The people, including a mixed multitude, begin to leave.  They had their unleavened dough as well as riches from the Egyptians.  Perhaps Moshe and Aharon asked for and received riches from Pharaoh himself.  They were being driven from Egypt (vs. 39) from all outward appearances.  However, it has already been stated by the Almighty that “...I shall take the Children of Yisra’el out from among them” (Ex. 7:5b).  He takes them about 35 miles from Rameses to Succoth.  Succoth means “booths, cottages, coverts, pavilions, tabernacles, and tents.  How fitting that the yet to be announced festival of Sukkot is to remember the Exodus from Egypt.

How fitting and G-d-like it is that this date of departure is the 430th anniversary of its presentment to Abraham, as well as the 405th anniversary of Isaac’s birth and the 400th anniversary of his weaning.

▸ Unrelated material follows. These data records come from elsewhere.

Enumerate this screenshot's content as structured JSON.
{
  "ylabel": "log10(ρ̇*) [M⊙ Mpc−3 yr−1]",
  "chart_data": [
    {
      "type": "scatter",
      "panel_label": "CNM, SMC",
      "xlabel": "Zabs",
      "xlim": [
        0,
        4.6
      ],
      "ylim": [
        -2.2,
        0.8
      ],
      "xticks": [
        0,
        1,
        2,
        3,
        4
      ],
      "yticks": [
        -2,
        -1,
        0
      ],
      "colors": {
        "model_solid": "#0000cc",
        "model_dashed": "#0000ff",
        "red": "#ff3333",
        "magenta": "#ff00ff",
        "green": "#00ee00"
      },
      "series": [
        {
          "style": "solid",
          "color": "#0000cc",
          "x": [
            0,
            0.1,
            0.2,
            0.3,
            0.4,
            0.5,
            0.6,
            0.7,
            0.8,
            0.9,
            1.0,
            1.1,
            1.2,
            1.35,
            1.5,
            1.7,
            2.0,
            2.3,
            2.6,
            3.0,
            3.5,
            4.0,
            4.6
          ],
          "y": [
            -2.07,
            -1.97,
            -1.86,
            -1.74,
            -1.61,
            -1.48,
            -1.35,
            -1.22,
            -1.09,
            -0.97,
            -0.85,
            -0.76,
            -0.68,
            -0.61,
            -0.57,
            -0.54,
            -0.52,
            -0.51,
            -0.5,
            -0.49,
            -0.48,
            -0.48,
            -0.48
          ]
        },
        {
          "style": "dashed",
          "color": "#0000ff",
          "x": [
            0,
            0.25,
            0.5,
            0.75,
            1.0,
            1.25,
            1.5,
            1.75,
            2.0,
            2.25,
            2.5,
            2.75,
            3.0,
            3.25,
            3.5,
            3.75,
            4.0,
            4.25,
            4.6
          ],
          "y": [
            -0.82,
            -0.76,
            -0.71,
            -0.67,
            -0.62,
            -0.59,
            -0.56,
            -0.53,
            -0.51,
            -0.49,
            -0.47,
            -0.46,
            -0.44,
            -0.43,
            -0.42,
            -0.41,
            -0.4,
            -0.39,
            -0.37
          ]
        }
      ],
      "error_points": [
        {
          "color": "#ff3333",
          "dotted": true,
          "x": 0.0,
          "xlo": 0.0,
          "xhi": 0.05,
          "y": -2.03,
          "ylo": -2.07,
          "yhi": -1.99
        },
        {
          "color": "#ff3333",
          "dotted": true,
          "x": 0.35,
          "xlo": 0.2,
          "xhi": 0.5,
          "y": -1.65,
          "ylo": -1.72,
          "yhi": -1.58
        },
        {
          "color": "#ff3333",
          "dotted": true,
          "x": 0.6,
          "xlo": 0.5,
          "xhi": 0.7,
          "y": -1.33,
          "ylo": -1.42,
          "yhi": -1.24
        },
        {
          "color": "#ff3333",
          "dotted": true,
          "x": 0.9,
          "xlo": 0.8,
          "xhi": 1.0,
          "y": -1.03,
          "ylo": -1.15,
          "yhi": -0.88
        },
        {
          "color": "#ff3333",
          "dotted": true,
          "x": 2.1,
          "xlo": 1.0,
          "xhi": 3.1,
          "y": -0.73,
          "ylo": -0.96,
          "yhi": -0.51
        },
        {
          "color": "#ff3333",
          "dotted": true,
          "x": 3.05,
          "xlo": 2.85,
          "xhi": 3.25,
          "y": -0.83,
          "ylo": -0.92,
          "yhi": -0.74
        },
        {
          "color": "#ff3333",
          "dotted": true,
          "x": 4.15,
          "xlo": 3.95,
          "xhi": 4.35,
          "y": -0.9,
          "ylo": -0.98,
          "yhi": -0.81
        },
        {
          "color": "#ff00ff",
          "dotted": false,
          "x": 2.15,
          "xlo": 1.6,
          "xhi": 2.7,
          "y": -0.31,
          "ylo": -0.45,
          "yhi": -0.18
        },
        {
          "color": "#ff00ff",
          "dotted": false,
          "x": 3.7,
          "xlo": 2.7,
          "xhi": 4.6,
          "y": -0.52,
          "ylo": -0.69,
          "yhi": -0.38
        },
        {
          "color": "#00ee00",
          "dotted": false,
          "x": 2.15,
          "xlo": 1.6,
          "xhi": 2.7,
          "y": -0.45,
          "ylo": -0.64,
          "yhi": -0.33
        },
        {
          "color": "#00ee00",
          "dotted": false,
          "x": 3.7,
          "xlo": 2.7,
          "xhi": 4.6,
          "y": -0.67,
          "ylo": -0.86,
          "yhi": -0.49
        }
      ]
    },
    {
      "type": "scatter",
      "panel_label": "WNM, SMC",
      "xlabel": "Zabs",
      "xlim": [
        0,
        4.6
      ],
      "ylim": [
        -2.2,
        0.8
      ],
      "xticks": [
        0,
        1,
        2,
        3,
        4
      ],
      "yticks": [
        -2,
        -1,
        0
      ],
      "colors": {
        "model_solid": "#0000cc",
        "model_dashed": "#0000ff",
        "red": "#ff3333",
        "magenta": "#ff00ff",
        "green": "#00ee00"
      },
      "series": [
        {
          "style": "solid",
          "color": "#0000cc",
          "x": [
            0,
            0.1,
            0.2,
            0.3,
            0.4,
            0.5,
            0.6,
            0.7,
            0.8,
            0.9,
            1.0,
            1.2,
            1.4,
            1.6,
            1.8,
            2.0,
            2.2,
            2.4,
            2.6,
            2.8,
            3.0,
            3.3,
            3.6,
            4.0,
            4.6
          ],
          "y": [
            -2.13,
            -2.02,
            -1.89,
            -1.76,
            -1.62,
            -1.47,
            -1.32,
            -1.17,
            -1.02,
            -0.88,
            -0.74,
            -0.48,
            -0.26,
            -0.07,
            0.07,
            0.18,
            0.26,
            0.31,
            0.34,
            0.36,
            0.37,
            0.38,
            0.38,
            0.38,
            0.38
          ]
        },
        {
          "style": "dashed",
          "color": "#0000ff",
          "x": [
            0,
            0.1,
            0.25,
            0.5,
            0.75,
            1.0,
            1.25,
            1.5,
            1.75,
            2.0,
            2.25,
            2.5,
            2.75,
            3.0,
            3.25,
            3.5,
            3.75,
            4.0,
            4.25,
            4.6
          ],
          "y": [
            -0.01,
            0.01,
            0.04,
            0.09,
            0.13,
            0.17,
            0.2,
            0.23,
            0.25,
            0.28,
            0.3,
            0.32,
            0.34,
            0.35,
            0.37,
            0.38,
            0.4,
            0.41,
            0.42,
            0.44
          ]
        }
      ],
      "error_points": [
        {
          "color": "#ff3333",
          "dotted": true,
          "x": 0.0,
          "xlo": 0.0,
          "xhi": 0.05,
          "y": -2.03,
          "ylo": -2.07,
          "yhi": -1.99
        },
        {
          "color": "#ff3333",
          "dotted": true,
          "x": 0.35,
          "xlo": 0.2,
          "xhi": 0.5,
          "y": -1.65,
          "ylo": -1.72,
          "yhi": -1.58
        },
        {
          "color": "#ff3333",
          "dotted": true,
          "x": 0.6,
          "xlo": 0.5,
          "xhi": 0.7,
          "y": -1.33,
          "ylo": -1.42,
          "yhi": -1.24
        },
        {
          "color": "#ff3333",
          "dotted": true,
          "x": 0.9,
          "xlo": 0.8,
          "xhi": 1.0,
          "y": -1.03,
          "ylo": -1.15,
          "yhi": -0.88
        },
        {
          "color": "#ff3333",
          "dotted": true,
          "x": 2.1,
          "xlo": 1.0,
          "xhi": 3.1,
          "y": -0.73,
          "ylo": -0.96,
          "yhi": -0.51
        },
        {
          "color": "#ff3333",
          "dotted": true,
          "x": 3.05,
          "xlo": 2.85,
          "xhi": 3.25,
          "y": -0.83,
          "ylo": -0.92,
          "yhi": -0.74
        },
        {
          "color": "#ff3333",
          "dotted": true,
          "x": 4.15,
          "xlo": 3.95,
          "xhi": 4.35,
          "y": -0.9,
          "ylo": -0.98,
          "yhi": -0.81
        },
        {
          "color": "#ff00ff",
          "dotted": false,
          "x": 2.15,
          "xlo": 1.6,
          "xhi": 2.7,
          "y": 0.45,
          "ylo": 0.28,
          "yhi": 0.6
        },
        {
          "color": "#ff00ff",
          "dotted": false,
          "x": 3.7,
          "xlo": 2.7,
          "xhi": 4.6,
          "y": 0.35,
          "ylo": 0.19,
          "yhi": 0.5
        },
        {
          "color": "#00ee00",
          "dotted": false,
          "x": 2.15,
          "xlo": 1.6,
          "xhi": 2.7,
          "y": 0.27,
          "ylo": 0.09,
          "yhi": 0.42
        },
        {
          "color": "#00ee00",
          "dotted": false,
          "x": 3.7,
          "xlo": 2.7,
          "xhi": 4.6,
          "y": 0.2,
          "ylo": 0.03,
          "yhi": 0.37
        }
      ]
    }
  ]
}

The end of chapter 12 is a rehashing of the pesach offering commands, which also includes the provisions for the people’s slaves, sojourners, hired hands, and proselytes.  Chapter 13 begins with the requirement that all the firstborn, man and beast, are to be sanctified to G-d.  Why the firstborn?  As it says in the final two verses of Exodus 13, “And it happened when Pharaoh stubbornly refused to send us out, that HaShem killed all the firstborn in the land of Egypt, from the firstborn of man to the firstborn of beast.  Therefore I offer to HaShem all male first issue of the womb, and I shall redeem all the firstborn of my sons.  And it shall be a sign upon your arm, and an ornament between your eyes, for with a strong hand HaShem removed us from Egypt.”  YHWH told them to go, and they went!